Dans la vitrine, un peuple en clairière : la Tribu des Lutins de Sologne

On pourrait croire, en s’arrêtant devant la vitrine de l’herboriste rue Saint-Lubin, Herbacadabra, qu’un morceau de forêt a été délicatement déposé là, au cœur de Blois. Les écorces de bouleau dessinent des sentiers, les pommes de pin s’alignent comme des huttes primitives, et les feuilles séchées, encore veinées de lumière, bruissent au moindre mouvement du regard. Au milieu de ce paysage miniature, un peuple entier se déploie : des silhouettes en bonnet rouge, des créatures à plumes, des Nez-Risson au long museau, de petits hiboux turquoise, des géants assis, des maisons-champignons, des terriers, des lanternes. Tout est habité.

Patricia Barthélémy, qui signe ces créations, raconte leur apparition avec une logique presque désarmante. « Ils m’ont demandé de les créer », dit-elle. Et ce n’est pas une formule, elle insiste, répète que « rien n’est inventé ». Lorsqu’elle parle de la Tribu des Lutins de Sologne, elle ne décrit pas un artisanat mais un monde : des familles entières, chacune avec sa mission, son histoire, son énergie. « Leur mission de vie principale, c’est d’apporter la joie de vivre et de faire retrouver aux adultes leur âme d’enfant. Et il y a du boulot », sourit-elle.
Ainsi, les premiers à être venus — les Géants — ouvrent le récit. On voit Sim dans la vitrine, accroché à son morceau de bois, « la tête dans les nuages et les pieds sur terre ». Son histoire, consignée par Patricia Barthélémy, le présente comme celui qui, autrefois, a tant vanté la Sologne à ses amis de Laponie qu’ils ont décidé de venir s’y installer. À côté de lui, Perle veille sur son huître ouverte, découverte après qu’il a ramené de Granville un rocher immaculé qui s’est révélé plein de surprise ; il chuchote que la beauté se cache parfois sous ce qui paraît rugueux. Non loin, Papy Russ tient entre ses mains une écorce gravée de runes, gardien des mots anciens, passionné de lettres et de vibrations. Et un peu plus loin encore, Hang Pan écoute la symphonie invisible de la forêt, inspiré par une pomme de pin en forme de rose : maître de l’harmonie, de la créativité et du calme retrouvé.

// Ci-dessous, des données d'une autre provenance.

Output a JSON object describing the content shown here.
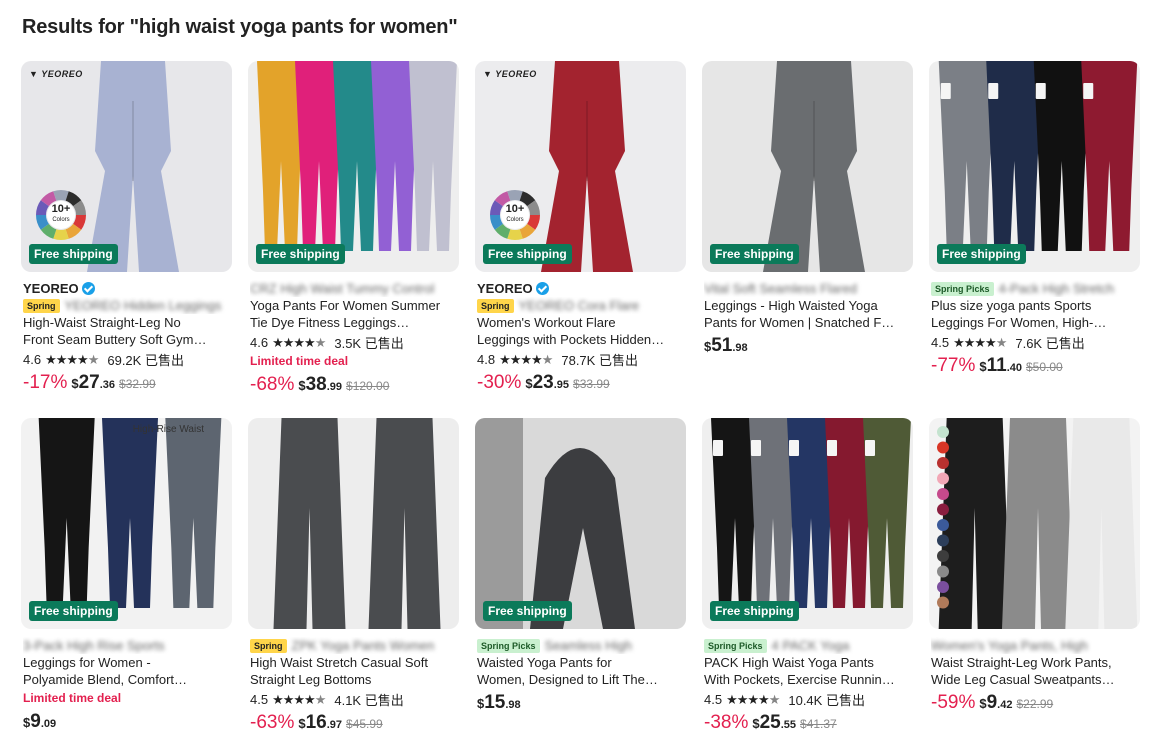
{
  "page": {
    "title": "Results for \"high waist yoga pants for women\""
  },
  "colors": {
    "free_shipping": "#0b7a5a",
    "discount": "#e3204f",
    "verified": "#1aa0e8",
    "spring_tag": "#ffd54a",
    "picks_tag": "#c9f0cf"
  },
  "products": [
    {
      "img": {
        "bg": "#e7e7ea",
        "pants": [
          "#a8b2d2"
        ],
        "style": "flare",
        "brand_logo": "YEOREO",
        "wheel": "10+",
        "wheel_sub": "Colors",
        "free_shipping": "Free shipping"
      },
      "brand": "YEOREO",
      "verified": true,
      "tag": "Spring",
      "tag_type": "spring",
      "title_blur": "YEOREO Hidden Leggings",
      "title_lines": [
        "High-Waist Straight-Leg No",
        "Front Seam Buttery Soft Gym…"
      ],
      "rating": "4.6",
      "stars": 4.5,
      "sold": "69.2K 已售出",
      "limited": "",
      "discount": "-17%",
      "price_int": "27",
      "price_cents": ".36",
      "orig": "$32.99"
    },
    {
      "img": {
        "bg": "#eeeeee",
        "pants": [
          "#e3a32a",
          "#e0207a",
          "#238a8a",
          "#9260d4",
          "#c0c0d0"
        ],
        "style": "multi-tiedye",
        "free_shipping": "Free shipping"
      },
      "brand": "",
      "verified": false,
      "tag": "",
      "tag_type": "",
      "title_blur": "CRZ High Waist Tummy Control",
      "title_lines": [
        "Yoga Pants For Women Summer",
        "Tie Dye Fitness Leggings…"
      ],
      "rating": "4.6",
      "stars": 4.5,
      "sold": "3.5K 已售出",
      "limited": "Limited time deal",
      "discount": "-68%",
      "price_int": "38",
      "price_cents": ".99",
      "orig": "$120.00"
    },
    {
      "img": {
        "bg": "#ececee",
        "pants": [
          "#a3232f"
        ],
        "style": "flare-pocket",
        "brand_logo": "YEOREO",
        "wheel": "10+",
        "wheel_sub": "Colors",
        "free_shipping": "Free shipping"
      },
      "brand": "YEOREO",
      "verified": true,
      "tag": "Spring",
      "tag_type": "spring",
      "title_blur": "YEOREO Cora Flare",
      "title_lines": [
        "Women's Workout Flare",
        "Leggings with Pockets Hidden…"
      ],
      "rating": "4.8",
      "stars": 4.5,
      "sold": "78.7K 已售出",
      "limited": "",
      "discount": "-30%",
      "price_int": "23",
      "price_cents": ".95",
      "orig": "$33.99"
    },
    {
      "img": {
        "bg": "#e6e6e6",
        "pants": [
          "#6a6d70"
        ],
        "style": "flare-close",
        "free_shipping": "Free shipping"
      },
      "brand": "",
      "verified": false,
      "tag": "",
      "tag_type": "",
      "title_blur": "Vital Soft Seamless Flared",
      "title_lines": [
        "Leggings - High Waisted Yoga",
        "Pants for Women | Snatched F…"
      ],
      "rating": "",
      "stars": 0,
      "sold": "",
      "limited": "",
      "discount": "",
      "price_int": "51",
      "price_cents": ".98",
      "orig": ""
    },
    {
      "img": {
        "bg": "#efefef",
        "pants": [
          "#7b7f86",
          "#1f2c49",
          "#111111",
          "#8e1a30"
        ],
        "style": "multi-pocket",
        "free_shipping": "Free shipping"
      },
      "brand": "",
      "verified": false,
      "tag": "Spring Picks",
      "tag_type": "picks",
      "title_blur": "4-Pack High Stretch",
      "title_lines": [
        "Plus size yoga pants Sports",
        "Leggings For Women, High-…"
      ],
      "rating": "4.5",
      "stars": 4.5,
      "sold": "7.6K 已售出",
      "limited": "",
      "discount": "-77%",
      "price_int": "11",
      "price_cents": ".40",
      "orig": "$50.00"
    },
    {
      "img": {
        "bg": "#f2f2f2",
        "pants": [
          "#151515",
          "#24325a",
          "#5d6570"
        ],
        "style": "multi-run",
        "rise_label": "High-Rise Waist",
        "free_shipping": "Free shipping"
      },
      "brand": "",
      "verified": false,
      "tag": "",
      "tag_type": "",
      "title_blur": "3-Pack High Rise Sports",
      "title_lines": [
        "Leggings for Women -",
        "Polyamide Blend, Comfort…"
      ],
      "rating": "",
      "stars": 0,
      "sold": "",
      "limited": "Limited time deal",
      "discount": "",
      "price_int": "9",
      "price_cents": ".09",
      "orig": ""
    },
    {
      "img": {
        "bg": "#ededed",
        "pants": [
          "#4a4c4f",
          "#4a4c4f"
        ],
        "style": "wide-pair"
      },
      "brand": "",
      "verified": false,
      "tag": "Spring",
      "tag_type": "spring",
      "title_blur": "ZPK Yoga Pants Women",
      "title_lines": [
        "High Waist Stretch Casual Soft",
        "Straight Leg Bottoms"
      ],
      "rating": "4.5",
      "stars": 4.5,
      "sold": "4.1K 已售出",
      "limited": "",
      "discount": "-63%",
      "price_int": "16",
      "price_cents": ".97",
      "orig": "$45.99"
    },
    {
      "img": {
        "bg": "#d9d9d9",
        "pants": [
          "#3c3d40"
        ],
        "style": "scrunch",
        "free_shipping": "Free shipping"
      },
      "brand": "",
      "verified": false,
      "tag": "Spring Picks",
      "tag_type": "picks",
      "title_blur": "Seamless High",
      "title_lines": [
        "Waisted Yoga Pants for",
        "Women, Designed to Lift The…"
      ],
      "rating": "",
      "stars": 0,
      "sold": "",
      "limited": "",
      "discount": "",
      "price_int": "15",
      "price_cents": ".98",
      "orig": ""
    },
    {
      "img": {
        "bg": "#efefef",
        "pants": [
          "#151515",
          "#6e7178",
          "#243664",
          "#85192f",
          "#4f5a36"
        ],
        "style": "multi-pocket",
        "free_shipping": "Free shipping"
      },
      "brand": "",
      "verified": false,
      "tag": "Spring Picks",
      "tag_type": "picks",
      "title_blur": "4 PACK Yoga",
      "title_lines": [
        "PACK High Waist Yoga Pants",
        "With Pockets, Exercise Runnin…"
      ],
      "rating": "4.5",
      "stars": 4.5,
      "sold": "10.4K 已售出",
      "limited": "",
      "discount": "-38%",
      "price_int": "25",
      "price_cents": ".55",
      "orig": "$41.37"
    },
    {
      "img": {
        "bg": "#f3f3f3",
        "pants": [
          "#1d1d1d",
          "#8b8b8b",
          "#e9e9e9"
        ],
        "style": "wide-swatch"
      },
      "brand": "",
      "verified": false,
      "tag": "",
      "tag_type": "",
      "title_blur": "Women's Yoga Pants, High",
      "title_lines": [
        "Waist Straight-Leg Work Pants,",
        "Wide Leg Casual Sweatpants…"
      ],
      "rating": "",
      "stars": 0,
      "sold": "",
      "limited": "",
      "discount": "-59%",
      "price_int": "9",
      "price_cents": ".42",
      "orig": "$22.99"
    }
  ]
}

Tout autour, comme une végétation qui respire, les Lutins des Bois apparaissent. Ceux-là avancent avec des plumes de Sologne et l’allure discrète des êtres qui vivent au pied des arbres. Le Sage garde son grimoire, non pour y conserver des formules mais les mystères du monde ; il écoute les questions qu’on lui confie et renvoie les réponses dans le murmure des jours. Le Simple porte en lui une rune, une vibration invisible qui agit quand on le place dans un lieu traversé souvent. Le Motivateur, lui, brandit sur son petit panneau un mot ou une intention qui se reflète chaque fois que le regard le croise. Le Tomte protège le foyer et veille à ce que la maison respire la sérénité ; son cousin miniature, le Mini-Tomte, accompagne les enfants, absorbe les chagrins avant qu’ils ne s’endorment, veille sur les bébés lors des nuits difficiles. Et puis il y a le Guerlet, que Patricia décrit d’une expression qui éclaire tout : « Guerlet, ça veut dire merle en solognot. » Lutin des transitions, il chante les changements comme le merle annonce l’aube. À leurs côtés, les Zi-Boux sont les doudous des adultes, ces petits hiboux qui nous enveloppent de leurs ailes invisibles lorsqu’on avance vers un lieu où l’on n’a « pas trop envie d’être ». Quant aux Nez-Risson, ils se tiennent fièrement alignés, avec leur museau effilé : « Attention à ne pas confondre avec l’hérisson ! » prévient Patricia Barthélémy. Le retour de karma serait immédiat ! Eux portent l’intuition, protègent des fausses pistes, indiquent la direction juste.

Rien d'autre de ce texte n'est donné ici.